Inside the FCC hearing, however, Pai stuck to his usual talking points, insisting that the repeal of the “heavy-handed” regulations would lead to the same pots of gold that anyone who’s ever heard Republicans talk about tax cuts is familiar with: more competition and better service. But the FCC didn’t end there. In a worrying tangential development, it also ruled to review the national television ownership cap, which prohibits entities controlling stations to reach more than 39 percent of the country, a review which again passed 3-2 on party lines. The move potentially opens the door for major media corporations — like the right-wing Sinclair Broadcast Group — to monopolize even more of America’s airways.
Pai also would not explain why he decided to make a video mocking net neutrality opponents published on the conservative site Daily Caller. Pai was in the video with Martina Markota, prominent proponent of the fake “Pizzagate” conspiracy who has also taken to advertising “Right wing death squad apparel.” When asked by ThinkProgress why he decided to appear in the video with a conspiracy theorist, Pai said that he was “not familiar with the facts outlined.”
All hope is not yet lost though. As soon as news of the repeal was announced, New York Attorney General Eric Schneiderman announced plans to sue the FCC to block the net neutrality repeal from becoming law. The move was quickly backed by attorneys general from 17 other states, all of whom had previously asked Pai to delay the vote so they could investigate reports of fake comments submitted during the commissions’ public comment process. In light of the lawsuits, it’s increasingly likely the net neutrality repeal would be stuck in a prolonged legal battle.
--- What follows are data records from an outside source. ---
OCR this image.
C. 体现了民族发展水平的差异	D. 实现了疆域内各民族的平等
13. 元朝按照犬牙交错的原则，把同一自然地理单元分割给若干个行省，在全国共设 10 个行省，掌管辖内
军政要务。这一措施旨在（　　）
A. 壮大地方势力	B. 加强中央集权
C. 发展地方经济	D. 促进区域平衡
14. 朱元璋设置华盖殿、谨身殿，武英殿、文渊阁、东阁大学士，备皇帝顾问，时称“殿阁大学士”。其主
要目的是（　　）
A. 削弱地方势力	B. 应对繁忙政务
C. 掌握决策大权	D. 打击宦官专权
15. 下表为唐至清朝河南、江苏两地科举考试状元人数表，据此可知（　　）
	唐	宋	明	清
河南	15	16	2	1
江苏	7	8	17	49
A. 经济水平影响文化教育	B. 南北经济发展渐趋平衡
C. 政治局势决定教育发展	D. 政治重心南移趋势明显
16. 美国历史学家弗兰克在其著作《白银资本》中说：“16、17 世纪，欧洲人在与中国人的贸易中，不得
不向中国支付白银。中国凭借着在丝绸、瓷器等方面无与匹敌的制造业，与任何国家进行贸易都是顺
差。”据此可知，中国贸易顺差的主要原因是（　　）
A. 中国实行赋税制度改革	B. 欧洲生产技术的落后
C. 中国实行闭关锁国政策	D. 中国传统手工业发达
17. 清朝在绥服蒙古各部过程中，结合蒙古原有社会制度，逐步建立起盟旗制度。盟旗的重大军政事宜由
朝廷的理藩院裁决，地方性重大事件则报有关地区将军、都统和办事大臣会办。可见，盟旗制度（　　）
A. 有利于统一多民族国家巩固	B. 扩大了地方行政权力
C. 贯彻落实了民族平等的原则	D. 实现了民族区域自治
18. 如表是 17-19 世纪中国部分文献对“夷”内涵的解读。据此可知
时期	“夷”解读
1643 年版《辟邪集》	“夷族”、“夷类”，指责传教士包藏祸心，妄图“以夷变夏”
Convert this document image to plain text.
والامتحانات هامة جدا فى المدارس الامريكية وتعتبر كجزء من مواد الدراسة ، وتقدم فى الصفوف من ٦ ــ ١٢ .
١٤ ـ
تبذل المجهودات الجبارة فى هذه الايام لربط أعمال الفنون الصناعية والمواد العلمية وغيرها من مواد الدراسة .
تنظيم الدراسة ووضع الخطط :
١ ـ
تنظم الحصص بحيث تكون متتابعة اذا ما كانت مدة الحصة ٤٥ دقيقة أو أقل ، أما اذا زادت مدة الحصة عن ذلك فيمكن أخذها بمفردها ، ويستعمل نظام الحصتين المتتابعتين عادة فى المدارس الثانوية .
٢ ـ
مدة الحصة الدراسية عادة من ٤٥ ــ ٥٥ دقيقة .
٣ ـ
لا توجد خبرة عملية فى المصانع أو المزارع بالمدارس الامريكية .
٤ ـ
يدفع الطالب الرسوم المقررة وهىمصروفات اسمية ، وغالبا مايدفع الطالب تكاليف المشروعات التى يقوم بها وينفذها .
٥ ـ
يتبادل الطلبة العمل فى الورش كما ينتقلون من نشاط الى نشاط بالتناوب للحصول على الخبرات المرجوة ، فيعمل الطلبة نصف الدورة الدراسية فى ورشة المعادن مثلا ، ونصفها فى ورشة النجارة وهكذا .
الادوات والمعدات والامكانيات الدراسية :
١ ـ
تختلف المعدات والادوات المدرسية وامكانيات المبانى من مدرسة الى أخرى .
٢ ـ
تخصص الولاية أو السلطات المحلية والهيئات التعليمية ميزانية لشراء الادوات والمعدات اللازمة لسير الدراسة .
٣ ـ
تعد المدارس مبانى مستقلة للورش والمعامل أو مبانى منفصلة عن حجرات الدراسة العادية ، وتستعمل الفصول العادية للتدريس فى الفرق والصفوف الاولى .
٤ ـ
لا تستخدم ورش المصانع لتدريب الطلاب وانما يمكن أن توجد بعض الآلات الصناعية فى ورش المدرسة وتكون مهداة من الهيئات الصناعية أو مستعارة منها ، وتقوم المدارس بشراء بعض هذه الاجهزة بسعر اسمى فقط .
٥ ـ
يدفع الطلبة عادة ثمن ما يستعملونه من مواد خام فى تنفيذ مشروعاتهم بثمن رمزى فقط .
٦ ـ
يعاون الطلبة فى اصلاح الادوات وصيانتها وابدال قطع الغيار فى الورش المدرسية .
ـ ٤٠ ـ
Further legal battles loom, as well. The online advocacy group Free Press also announced Thursday that it plans to mount a legal challenge. “We’ll have plenty to say in court about the legal mistakes littered through this decision,” Free Press Policy Director Matt Wood said in a statement. “It’s willfully gullible and downright deceptive to suggest that nondiscrimination rules are no longer needed — despite the massive power of the cable and phone companies that control broadband access in this country.” The trade group Internet Association, whose members include Alphabet (Google’s parent company) and Facebook, is also weighing legal options against the FCC’s repeal.
The impending 2018 midterms may also offer another chance to fight back against the repeal, as net neutrality has proven to be an extremely hot topic among young people in particular. If Democrats can capitalize on the outrage stemming from the FCC’s decision and make political gains, then they may be able to force a legislative solution that puts a stop to the repeal before it even takes effect.
“Net neutrality is the latest data point for voters that the administration is more interested in doing what big companies want them to do, then what people think is in their interest,” Democratic strategist Jesse Ferguson told Reuters. “That’s a narrative that is politically toxic for Republicans.”